Juliette laissa passer cette exclamation :

— Vous travaillez donc toujours ? reprit-elle… Du reste, on m’a dit que vous viviez en vrai chartreux… Le fait est qu’on ne vous aperçoit nulle part, monsieur Mintié.

La conversation prit un tour excessivement banal ; le théâtre en fit presque tous les frais. À une phrase que je dis, elle s’étonna, un peu scandalisée.

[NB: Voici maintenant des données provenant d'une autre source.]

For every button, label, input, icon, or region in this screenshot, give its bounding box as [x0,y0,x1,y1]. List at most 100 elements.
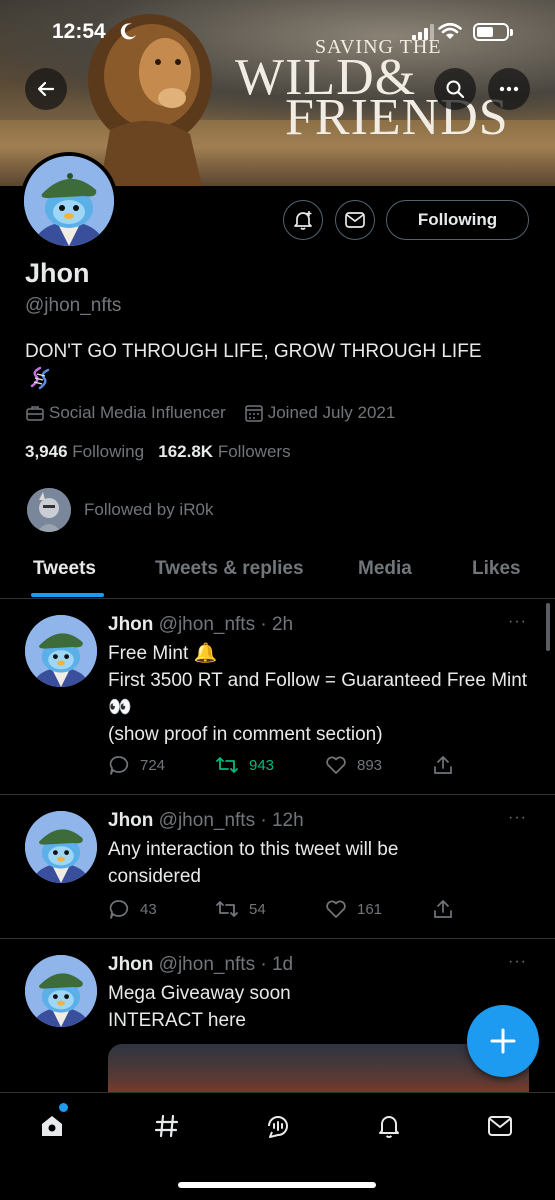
arrow-left-icon [37,81,55,97]
calendar-icon [244,405,263,422]
tweet-item[interactable]: Jhon @jhon_nfts · 12h ··· Any interactio… [0,795,555,939]
tab-tweets-replies[interactable]: Tweets & replies [155,558,304,580]
battery-icon [473,23,513,41]
tweet-header: Jhon @jhon_nfts · 1d [108,954,293,976]
tweet-avatar[interactable] [25,955,97,1027]
scrollbar[interactable] [546,603,550,651]
tab-likes[interactable]: Likes [472,558,521,580]
followed-by[interactable]: Followed by iR0k [27,488,213,532]
spaces-icon [268,1116,288,1138]
retweet-button[interactable]: 943 [215,755,274,775]
profile-bio: DON'T GO THROUGH LIFE, GROW THROUGH LIFE [25,341,482,362]
penguin-avatar-image [25,955,97,1027]
home-indicator[interactable] [178,1182,376,1188]
retweet-icon [216,901,238,917]
tweet-line: Mega Giveaway soon [108,983,291,1004]
tweet-avatar[interactable] [25,811,97,883]
search-icon [446,80,465,99]
like-count: 161 [357,900,383,918]
message-button[interactable] [335,200,375,240]
profile-handle: @jhon_nfts [25,295,122,316]
nav-messages[interactable] [478,1109,522,1143]
penguin-avatar-image [24,156,114,246]
followers-count: 162.8K [158,442,214,461]
category-label: Social Media Influencer [49,403,226,422]
followers-link[interactable]: 162.8K Followers [158,442,290,461]
tweet-line: Any interaction to this tweet will be co… [108,839,399,887]
dna-emoji-icon [30,366,50,390]
envelope-icon [345,212,365,228]
nav-notifications[interactable] [367,1109,411,1143]
bell-icon [379,1116,399,1138]
cellular-signal-icon [412,24,434,40]
back-button[interactable] [25,68,67,110]
tweet-more-icon[interactable]: ··· [508,613,527,631]
tweet-item[interactable]: Jhon @jhon_nfts · 2h ··· Free Mint 🔔 Fir… [0,599,555,795]
compose-tweet-button[interactable] [467,1005,539,1077]
following-count: 3,946 [25,442,68,461]
profile-name: Jhon [25,258,90,288]
reply-button[interactable]: 724 [108,755,165,775]
penguin-avatar-image [25,615,97,687]
retweet-icon [216,757,238,773]
retweet-count: 54 [249,900,266,918]
envelope-icon [488,1116,512,1136]
following-count-label: Following [72,442,145,461]
tweet-avatar[interactable] [25,615,97,687]
wifi-icon [438,22,462,39]
tweet-text: Free Mint 🔔 First 3500 RT and Follow = G… [108,640,538,748]
notify-button[interactable] [283,200,323,240]
followed-by-text: Followed by iR0k [84,500,214,519]
tweet-line: First 3500 RT and Follow = Guaranteed Fr… [108,670,528,718]
retweet-button[interactable]: 54 [215,899,266,919]
home-icon [42,1116,62,1136]
hashtag-icon [154,1114,179,1138]
tweet-item[interactable]: Jhon @jhon_nfts · 1d ··· Mega Giveaway s… [0,939,555,1104]
search-button[interactable] [434,68,476,110]
plus-icon [490,1028,516,1054]
tweet-author-name[interactable]: Jhon [108,614,153,635]
following-button[interactable]: Following [386,200,529,240]
like-button[interactable]: 161 [325,899,382,919]
knight-avatar-image [27,488,71,532]
tweet-more-icon[interactable]: ··· [508,809,527,827]
reply-button[interactable]: 43 [108,899,157,919]
tweet-author-name[interactable]: Jhon [108,810,153,831]
profile-joined: Joined July 2021 [244,403,396,423]
tweet-text: Any interaction to this tweet will be co… [108,836,468,890]
tweet-meta: @jhon_nfts · 12h [158,810,304,831]
nav-spaces[interactable] [256,1109,300,1143]
retweet-count: 943 [249,756,275,774]
profile-meta: Social Media Influencer Joined July 2021 [25,403,413,423]
tab-tweets[interactable]: Tweets [33,558,96,580]
tweet-header: Jhon @jhon_nfts · 12h [108,810,304,832]
joined-label: Joined July 2021 [267,403,396,422]
tweet-line: Free Mint 🔔 [108,643,218,664]
follow-counts: 3,946 Following 162.8K Followers [25,442,291,462]
share-button[interactable] [432,755,464,775]
status-bar: 12:54 [0,0,555,62]
briefcase-icon [26,406,44,421]
penguin-avatar-image [25,811,97,883]
nav-home[interactable] [30,1109,74,1143]
profile-category: Social Media Influencer [25,403,226,423]
home-notification-dot [59,1103,68,1112]
bell-plus-icon [294,211,312,230]
tweet-more-icon[interactable]: ··· [508,953,527,971]
reply-count: 43 [140,900,157,918]
followers-count-label: Followers [217,442,291,461]
follower-avatar [27,488,71,532]
profile-avatar[interactable] [20,152,118,250]
nav-explore[interactable] [145,1109,189,1143]
brand-title-line2: FRIENDS [285,89,509,146]
tweet-meta: @jhon_nfts · 1d [158,954,294,975]
tweet-author-name[interactable]: Jhon [108,954,153,975]
following-link[interactable]: 3,946 Following [25,442,144,461]
like-button[interactable]: 893 [325,755,382,775]
status-time: 12:54 [52,20,106,43]
share-button[interactable] [432,899,464,919]
more-options-button[interactable] [488,68,530,110]
reply-count: 724 [140,756,166,774]
tab-media[interactable]: Media [358,558,412,580]
more-horizontal-icon [499,86,519,92]
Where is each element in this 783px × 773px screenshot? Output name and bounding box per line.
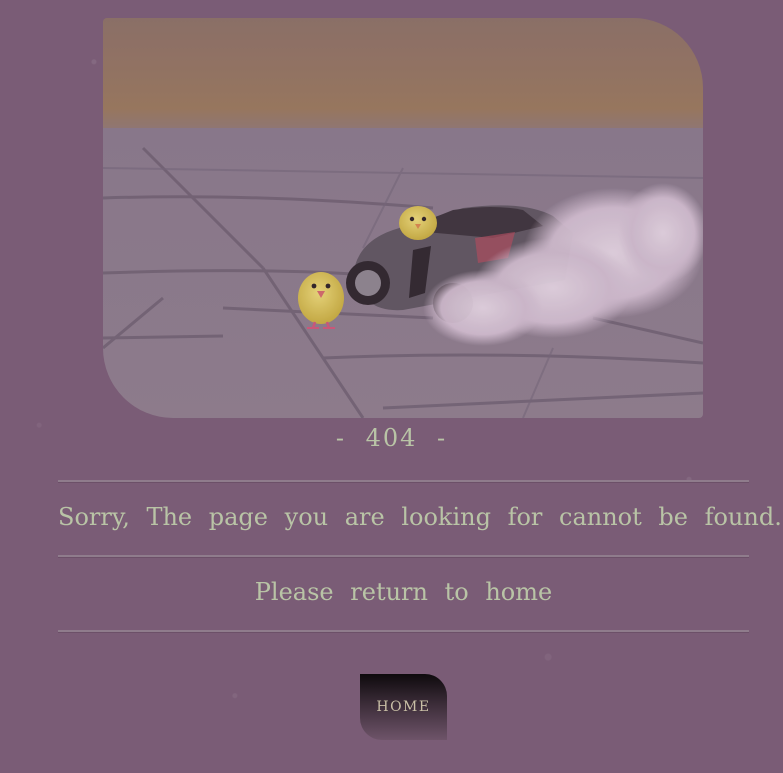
return-instruction: Please return to home (254, 578, 553, 606)
hero-illustration (103, 18, 703, 418)
divider-top (58, 480, 749, 483)
divider-bottom (58, 630, 749, 633)
divider-middle (58, 555, 749, 558)
error-message: Sorry, The page you are looking for cann… (58, 503, 782, 531)
home-button[interactable]: HOME (360, 674, 447, 740)
hero-image (103, 18, 703, 418)
error-code: - 404 - (335, 424, 448, 452)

— Comment, vous n’aimez pas le théâtre ?… Est-il possible, vous, un artiste ?… Moi, j’en raffole… c’est si amusant le théâtre !… Nous retournons, ce soir, aux Variétés pour la troisième fois, figurez-vous…

On entendit un faible jappement derrière la porte.

— Ah ! mon Dieu ! s’écria Juliette en se levant avec précipitation… Mon Spy que j’ai laissé dans ma chambre !… Il faut que je vous présente mon Spy, monsieur Mintié… vous ne connaissez pas mon Spy ?

Elle avait ouvert la porte, écartait les tentures, toutes grandes.

— Allons, Spy ! disait-elle, d’une voix câline… Où êtes-vous, Spy ? Venez, pauvre Spy !…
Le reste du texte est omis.